Word of the Moment – 06/02/17
Word of the Moment
To Comfort Always. A history of palliative medicine since the nineteenth century
Oxford Medical Histories
Professor Clark provided a fascinating glimpse at the longer history of hospice care. He spoke of the “seven ages” of hospice care under the themes of Awakening, Charism, Indifference, Uncertainty, Formation, Recognition and Challenges. He explored the foundations of the modern hospice movement which was led by women and largely religiously inspired. Exploring the role of pioneering women who led the development of homes to care for the dying.
Clark suggests that dying people were hidden away and excluded from the growing medical institutions where death was regarded as failure and the increasing medicalisation of death. There is recognition of Cicely Saunders’ concept of “total pain” in developing holistic care and the gradual development of hospice care becoming recognised as a specialism.
“Clark’s history of palliative care feels relevant as the story moves to describing the ‘Brompton Cocktail’, the concept of “total pain”, the introduction of syringe drivers and the growth in both research and service models, it feels inevitable that specialty recognition would be achieved and in fact be essential in ensuring acceptance within the wider medical profession. The pace of development and global spread of palliative medicine and hospice care as described by Clark is amazing.
As readers, we are introduced to Allan Kellehear, Atul Gawande and Dr Eduardo Bruera. These new pioneers are challenging the profession’s thinking as it once again attempts to battle the social challenges and to grow its place in mainstream medicine.

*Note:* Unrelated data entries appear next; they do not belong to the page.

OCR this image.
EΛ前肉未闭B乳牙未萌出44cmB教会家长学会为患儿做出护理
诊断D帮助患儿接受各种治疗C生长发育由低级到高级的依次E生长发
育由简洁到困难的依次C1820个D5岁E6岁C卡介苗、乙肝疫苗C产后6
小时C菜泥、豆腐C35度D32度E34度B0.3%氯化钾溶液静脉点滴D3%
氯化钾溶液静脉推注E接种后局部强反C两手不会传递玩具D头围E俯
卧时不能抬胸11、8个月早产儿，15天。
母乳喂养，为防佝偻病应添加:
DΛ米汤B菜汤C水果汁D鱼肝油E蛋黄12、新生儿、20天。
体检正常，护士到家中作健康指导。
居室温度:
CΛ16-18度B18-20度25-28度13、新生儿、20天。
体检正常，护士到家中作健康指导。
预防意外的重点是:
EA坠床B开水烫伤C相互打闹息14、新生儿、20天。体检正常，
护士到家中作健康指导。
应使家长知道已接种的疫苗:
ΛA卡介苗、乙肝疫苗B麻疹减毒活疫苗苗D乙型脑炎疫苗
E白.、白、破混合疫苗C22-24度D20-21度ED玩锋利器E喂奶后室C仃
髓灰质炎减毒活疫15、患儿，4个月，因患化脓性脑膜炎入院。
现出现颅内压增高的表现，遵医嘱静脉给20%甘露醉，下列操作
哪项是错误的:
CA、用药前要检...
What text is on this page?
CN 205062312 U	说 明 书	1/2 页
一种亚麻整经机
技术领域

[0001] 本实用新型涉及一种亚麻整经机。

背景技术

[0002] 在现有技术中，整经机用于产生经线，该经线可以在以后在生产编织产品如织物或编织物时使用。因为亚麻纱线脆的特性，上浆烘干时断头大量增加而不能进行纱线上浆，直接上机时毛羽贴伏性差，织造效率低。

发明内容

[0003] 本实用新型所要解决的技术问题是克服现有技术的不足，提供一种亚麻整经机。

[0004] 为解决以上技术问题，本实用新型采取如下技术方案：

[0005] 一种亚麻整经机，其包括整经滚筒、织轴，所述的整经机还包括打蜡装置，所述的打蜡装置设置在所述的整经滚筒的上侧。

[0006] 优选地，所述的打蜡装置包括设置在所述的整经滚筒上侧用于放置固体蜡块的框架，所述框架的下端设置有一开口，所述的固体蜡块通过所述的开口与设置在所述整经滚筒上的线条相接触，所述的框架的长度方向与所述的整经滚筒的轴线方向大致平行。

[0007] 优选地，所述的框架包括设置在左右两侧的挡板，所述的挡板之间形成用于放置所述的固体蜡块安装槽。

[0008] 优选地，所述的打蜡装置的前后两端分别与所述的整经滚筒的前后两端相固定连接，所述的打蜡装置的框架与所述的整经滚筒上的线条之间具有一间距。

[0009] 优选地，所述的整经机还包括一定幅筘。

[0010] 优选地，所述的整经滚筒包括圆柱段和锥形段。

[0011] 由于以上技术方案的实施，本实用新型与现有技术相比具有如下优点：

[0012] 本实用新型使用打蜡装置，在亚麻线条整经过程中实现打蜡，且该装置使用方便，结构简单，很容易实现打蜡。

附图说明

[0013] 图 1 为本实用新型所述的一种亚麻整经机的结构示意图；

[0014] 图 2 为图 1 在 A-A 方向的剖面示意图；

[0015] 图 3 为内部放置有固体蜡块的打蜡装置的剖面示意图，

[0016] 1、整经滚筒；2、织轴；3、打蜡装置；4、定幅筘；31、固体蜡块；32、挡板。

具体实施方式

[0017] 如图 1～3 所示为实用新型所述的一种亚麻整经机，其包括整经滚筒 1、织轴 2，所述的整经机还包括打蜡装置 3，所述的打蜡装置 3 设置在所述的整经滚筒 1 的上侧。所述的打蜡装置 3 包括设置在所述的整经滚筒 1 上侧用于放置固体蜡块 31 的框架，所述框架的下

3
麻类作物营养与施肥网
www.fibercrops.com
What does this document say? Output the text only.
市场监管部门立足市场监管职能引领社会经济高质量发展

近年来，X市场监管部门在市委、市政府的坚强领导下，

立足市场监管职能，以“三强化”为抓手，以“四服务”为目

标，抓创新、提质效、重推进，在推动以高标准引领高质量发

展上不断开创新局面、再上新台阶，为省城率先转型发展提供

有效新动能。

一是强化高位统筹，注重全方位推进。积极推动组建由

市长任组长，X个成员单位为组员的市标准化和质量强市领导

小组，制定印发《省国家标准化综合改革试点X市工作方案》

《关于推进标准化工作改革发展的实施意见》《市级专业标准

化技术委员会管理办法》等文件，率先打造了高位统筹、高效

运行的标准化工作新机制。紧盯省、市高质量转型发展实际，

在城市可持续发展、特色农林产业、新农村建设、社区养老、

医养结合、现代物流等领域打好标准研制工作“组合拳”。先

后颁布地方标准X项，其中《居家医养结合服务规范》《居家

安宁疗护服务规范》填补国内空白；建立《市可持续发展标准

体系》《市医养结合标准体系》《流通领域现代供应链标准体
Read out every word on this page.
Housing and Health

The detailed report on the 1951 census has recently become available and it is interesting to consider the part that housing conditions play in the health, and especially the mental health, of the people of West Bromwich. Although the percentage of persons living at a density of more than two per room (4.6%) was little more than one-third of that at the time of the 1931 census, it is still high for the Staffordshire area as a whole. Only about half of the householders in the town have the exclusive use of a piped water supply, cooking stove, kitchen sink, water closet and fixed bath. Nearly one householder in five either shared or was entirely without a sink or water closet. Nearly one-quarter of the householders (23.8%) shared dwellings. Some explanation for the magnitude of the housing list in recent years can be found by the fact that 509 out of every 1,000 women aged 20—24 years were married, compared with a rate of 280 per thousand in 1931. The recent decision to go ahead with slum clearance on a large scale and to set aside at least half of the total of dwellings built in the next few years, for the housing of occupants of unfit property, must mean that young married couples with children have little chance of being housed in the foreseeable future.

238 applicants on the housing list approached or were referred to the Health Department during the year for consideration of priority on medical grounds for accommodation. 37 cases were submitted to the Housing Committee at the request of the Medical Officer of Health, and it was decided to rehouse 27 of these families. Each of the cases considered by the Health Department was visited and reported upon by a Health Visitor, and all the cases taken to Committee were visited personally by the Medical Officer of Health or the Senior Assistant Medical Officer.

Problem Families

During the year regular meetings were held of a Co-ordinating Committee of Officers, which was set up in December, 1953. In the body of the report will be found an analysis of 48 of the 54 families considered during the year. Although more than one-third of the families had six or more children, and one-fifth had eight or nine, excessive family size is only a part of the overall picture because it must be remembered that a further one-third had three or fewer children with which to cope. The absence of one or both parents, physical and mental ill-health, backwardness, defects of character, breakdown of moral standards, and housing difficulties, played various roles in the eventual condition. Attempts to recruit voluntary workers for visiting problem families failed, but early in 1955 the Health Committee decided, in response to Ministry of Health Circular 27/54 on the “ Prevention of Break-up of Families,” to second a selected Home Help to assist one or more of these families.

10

These important lessons in our history that remind us about the true holistic nature of our care so well described by Marx, Munk and Cicely Saunders which both embrace the role and influence of medicine whilst guarding against medicalisation. The book reminds us that in our history hospice leaders were pioneers, lobbying, influencing, researching and innovating – all whilst managing their emerging charities. In many ways, the challenges we face today are no different but are at scale and require the pioneering focus and spirit worthy of our predecessors.
“To Comfort Always” takes us on a wonderful journey of palliative care history and looking forward to the future.